Video game addiction recently again came into the spotlight, after the World Health Organisation (WHO) declared in 2018 that it officially recognises it as a mental health condition. The issue is also being investigated by Japan’s Ministry of Health, Labour and Welfare, the country in which Nintendo is based. With that background, President of Nintendo, Shuntaro Furukawa weighed in on the issue of video game addiction and outlined steps, which, in his opinion, could combat the issue.
During a recent Nintendo corporate management QandA, Shuntaro Furukawa was asked what his knowledge was on the issue of video game addiction and what the company plans to do to combat the issue. He responded by explaining that he views addiction to video games as a dependency issue, rather than an issue which was created by the games themselves. He went on to explain that Nintendo creates games with parental control features and that the company plans to raise more awareness around these available features in its games, as one of the ways to combat the issue.

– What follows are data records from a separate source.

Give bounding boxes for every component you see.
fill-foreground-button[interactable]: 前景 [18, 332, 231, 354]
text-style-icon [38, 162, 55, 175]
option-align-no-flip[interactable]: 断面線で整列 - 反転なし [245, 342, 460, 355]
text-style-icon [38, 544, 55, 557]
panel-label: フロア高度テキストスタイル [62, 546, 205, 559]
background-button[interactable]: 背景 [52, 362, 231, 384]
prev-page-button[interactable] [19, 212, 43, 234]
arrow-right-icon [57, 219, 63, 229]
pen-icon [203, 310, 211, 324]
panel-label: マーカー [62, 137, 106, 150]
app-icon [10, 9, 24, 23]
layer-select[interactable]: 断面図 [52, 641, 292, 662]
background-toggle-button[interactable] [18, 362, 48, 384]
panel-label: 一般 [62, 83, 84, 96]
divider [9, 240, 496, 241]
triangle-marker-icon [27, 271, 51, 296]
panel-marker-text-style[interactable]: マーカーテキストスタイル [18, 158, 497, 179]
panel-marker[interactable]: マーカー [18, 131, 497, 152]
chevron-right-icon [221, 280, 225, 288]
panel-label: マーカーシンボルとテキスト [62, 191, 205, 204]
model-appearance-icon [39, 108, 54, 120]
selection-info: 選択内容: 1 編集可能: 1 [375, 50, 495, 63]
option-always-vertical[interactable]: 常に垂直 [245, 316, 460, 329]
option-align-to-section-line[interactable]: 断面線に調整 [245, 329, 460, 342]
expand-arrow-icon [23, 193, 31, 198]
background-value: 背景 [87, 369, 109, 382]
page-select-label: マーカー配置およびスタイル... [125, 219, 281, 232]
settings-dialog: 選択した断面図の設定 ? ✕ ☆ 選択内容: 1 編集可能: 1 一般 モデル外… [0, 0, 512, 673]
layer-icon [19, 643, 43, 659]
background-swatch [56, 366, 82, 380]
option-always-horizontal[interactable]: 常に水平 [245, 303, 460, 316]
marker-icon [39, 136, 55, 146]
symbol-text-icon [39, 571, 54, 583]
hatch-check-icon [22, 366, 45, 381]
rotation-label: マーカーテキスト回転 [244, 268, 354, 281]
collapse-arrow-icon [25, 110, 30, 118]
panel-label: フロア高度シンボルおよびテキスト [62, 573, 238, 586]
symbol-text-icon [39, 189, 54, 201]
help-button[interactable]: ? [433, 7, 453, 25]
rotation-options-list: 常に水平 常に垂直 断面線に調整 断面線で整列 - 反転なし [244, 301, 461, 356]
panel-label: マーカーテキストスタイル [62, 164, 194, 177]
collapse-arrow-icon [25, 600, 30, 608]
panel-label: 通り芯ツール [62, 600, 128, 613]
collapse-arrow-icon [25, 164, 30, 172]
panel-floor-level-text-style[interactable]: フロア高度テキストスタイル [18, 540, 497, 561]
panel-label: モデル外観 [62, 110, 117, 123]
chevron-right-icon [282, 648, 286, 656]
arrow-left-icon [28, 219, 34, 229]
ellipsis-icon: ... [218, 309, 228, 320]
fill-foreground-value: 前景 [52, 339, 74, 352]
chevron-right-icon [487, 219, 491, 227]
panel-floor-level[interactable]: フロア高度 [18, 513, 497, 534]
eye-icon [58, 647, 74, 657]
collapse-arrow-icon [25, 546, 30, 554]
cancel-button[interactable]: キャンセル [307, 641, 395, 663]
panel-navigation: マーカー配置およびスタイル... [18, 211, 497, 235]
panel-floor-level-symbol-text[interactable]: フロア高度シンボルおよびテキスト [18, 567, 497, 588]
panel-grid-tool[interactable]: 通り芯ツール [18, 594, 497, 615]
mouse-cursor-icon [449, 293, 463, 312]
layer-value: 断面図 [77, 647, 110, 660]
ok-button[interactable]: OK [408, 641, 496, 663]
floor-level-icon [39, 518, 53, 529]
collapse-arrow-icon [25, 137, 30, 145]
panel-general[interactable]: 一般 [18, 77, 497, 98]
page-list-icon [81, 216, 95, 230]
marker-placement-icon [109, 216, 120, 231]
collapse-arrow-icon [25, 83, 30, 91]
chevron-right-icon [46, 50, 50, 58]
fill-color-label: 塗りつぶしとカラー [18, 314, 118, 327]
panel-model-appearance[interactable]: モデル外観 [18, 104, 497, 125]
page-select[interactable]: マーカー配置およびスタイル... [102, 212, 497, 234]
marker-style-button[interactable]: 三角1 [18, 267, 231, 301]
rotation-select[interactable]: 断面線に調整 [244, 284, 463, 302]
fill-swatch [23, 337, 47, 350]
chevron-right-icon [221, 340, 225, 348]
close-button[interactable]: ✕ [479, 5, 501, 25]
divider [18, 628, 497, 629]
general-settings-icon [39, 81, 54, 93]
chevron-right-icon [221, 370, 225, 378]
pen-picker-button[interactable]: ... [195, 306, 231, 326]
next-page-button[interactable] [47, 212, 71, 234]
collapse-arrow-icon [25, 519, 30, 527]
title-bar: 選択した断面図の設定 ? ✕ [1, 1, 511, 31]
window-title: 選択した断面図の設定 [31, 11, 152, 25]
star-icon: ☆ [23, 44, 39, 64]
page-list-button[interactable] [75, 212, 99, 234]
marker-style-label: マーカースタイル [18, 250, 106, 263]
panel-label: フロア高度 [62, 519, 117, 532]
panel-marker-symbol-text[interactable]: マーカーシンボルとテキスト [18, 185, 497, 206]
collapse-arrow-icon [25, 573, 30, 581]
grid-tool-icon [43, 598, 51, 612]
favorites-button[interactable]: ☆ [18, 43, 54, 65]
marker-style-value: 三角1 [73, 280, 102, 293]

I think the problem of game addiction is more about becoming overly dependent on video games than is about any issues with the games themselves. One thing we have done as a company that creates games is to implement features that allow parents to limit the time that their children can play games. I think that further implementing features like this, and raising awareness among more people that these features exist is one way we can face the issues.
Although parental control features are important to prevent addiction to video games in children, they do not really limit the risks of dependency for adults. The current features in place by Nintendo might be an effective way to combat, or at least limit video game addiction in children, but they might not be so helpful to adult gamers. However, it does make sense that Japan-based Nintendo would make children its main focus when it comes to the issue of combating video game addiction. A recent report revealed that around 1 500 people visit an addiction centre in Japan on a yearly basis, of which 90% are addicted to video games and are mostly children aged between 10 to 19.